Towards Auto Contract Generation and Ensemble-based Smart Contract Vulnerability Detection
Keywords:Blockchain, Smart Contract Vulnerabilities, Ethereum, Machine Learning, Ensemble Model, BPMN
Smart contracts (SC) are computer programs that are major components of Blockchain. The "intelligent contract" is made up of the rules accepted by the parties concerned. When the transactions started by the parties obey these established rules, then only their transactions will be completed without the involvement of a third party. Because of the simplicity and succinct nature of the solidity language, most smart contracts are written in this language. Smart contracts have two limitations, which are vulnerabilities in SC and that smart contracts can't be understood by all stakeholders, especially non-technical people who are involved in the business, since they are written in a programming language. Hence, the proposed paper used the XGBoost model and BPMN (Business Process Modeling Notation) tool to solve the first and second limitations of the SC respectively. Attackers are drawn to attention because of the popularity and fragility of the Solidity language. Once smart contracts have been launched, they can’t be changed. If that smart contract is vulnerable, attackers may then cash it. BPMN is used to represent business rules or contracts in graphical notation, so everyone involved in the business can understand the business rules. This BPMN diagram can be converted into a smart contract template through the BPMN-SOL tool.

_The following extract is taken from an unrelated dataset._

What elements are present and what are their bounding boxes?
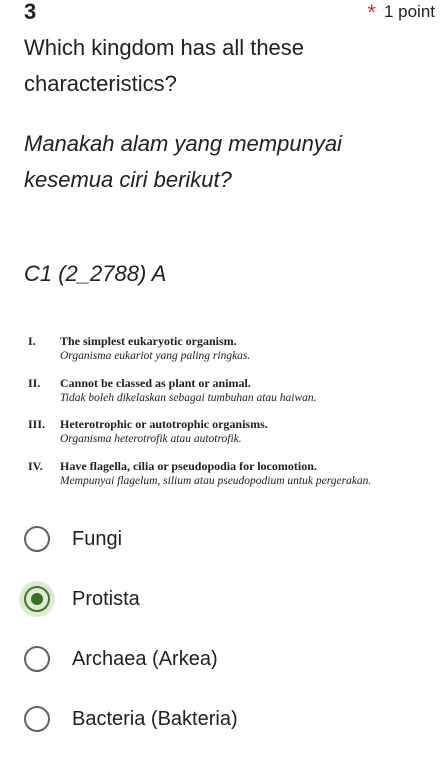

A few publications and existing tools exist on smart contract vulnerability detection, but they require more time to forecast and interpretation of vulnerability causes is also difficult. Thus, the proposed model experimented with several deep learning approaches and improved F1 score results by an average of 2% using the XGBoost model based on the ensemble technique to detect vulnerabilities of SCs, which are: Denial of Service (DOS), Unchecked external call, Re-entrancy, and Origin of Transaction. This paper also combined two important features to construct a data set, which are code snippets and n-grams.